Le poème biblique de John Milton publié en dix chants en 1667 et en douze en 1764, a sans doute été inspiré par la représentation à Rome du Mystère de la désobéissance d’Adam et Ève, il fut conçu d’abord sous la forme d’une tragédie. L’épopée ne suit pas une progression chronologique : dans les livres I et II les anges révoltés sont jetés dans un enfer qui rappelle les évocations fantastiques de Bruegel, alors que la rébellion initiale de ses anges contre Dieu est exposée dans le livre III. Satan rôde autour de l’éden (livre IV) mais la création d’Adam et Ève n’a pas lieu avant le V. Le livre IX décrit la tentation où Satan s’adresse à Ève comme un courtisan du XVIIe siècle à sa maîtresse. Enfin c’est dans le livre III que la présentation du fils de Dieu aux anges provoque la rébellion de Lucifer.

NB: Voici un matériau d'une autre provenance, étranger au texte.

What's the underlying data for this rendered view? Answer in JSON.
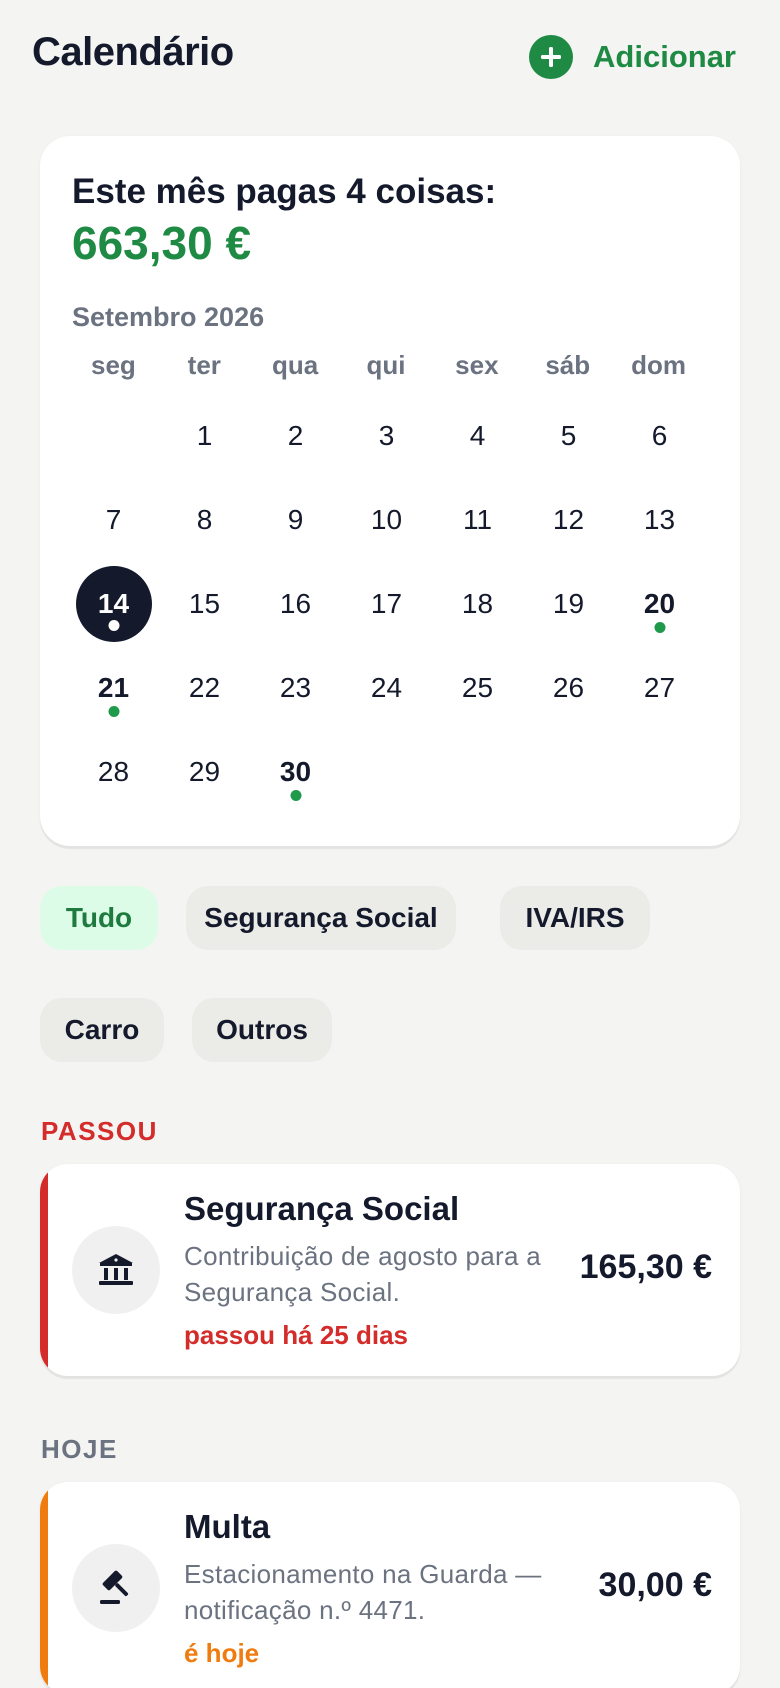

À partir du Paradis perdu, Théodore Dubois réalisa un drame-oratorio en quatre parties composé en 1878. Après l’écrasement de la Commune, et alors que la première pierre de la Basilique du Sacré-Coeur de Montmartre venait d’être posée et que le gouvernement conservateur imposait une politique d’Ordre moral, la Ville de Paris avait lançé un concours de musique sacrée qui fut remporté par Théodore Dubois pour Le Paradis Perdu et Benjamin Godard pour Le Tasse. L’oeuvre de Dubois, écrite pour 4 solistes, choeur et orchestre, sur un livret d’Édouard Blau (d’après le poème de John Milton), influencée en particulier par Berlioz et Gounod, fut créée au Théâtre du Châtelet en 1878 et remporta un vif succès. Le 3 Juillet 1913, lors d’un concert au Trocadéro Le Paradis perdu de Théodore Dubois fut très applaudi et le compositeur, présent, reçut une longue et chaleureuse ovation, les deux dernières parties de l’oratorio ont pour titres : La Tentation et Le Jugement dernier.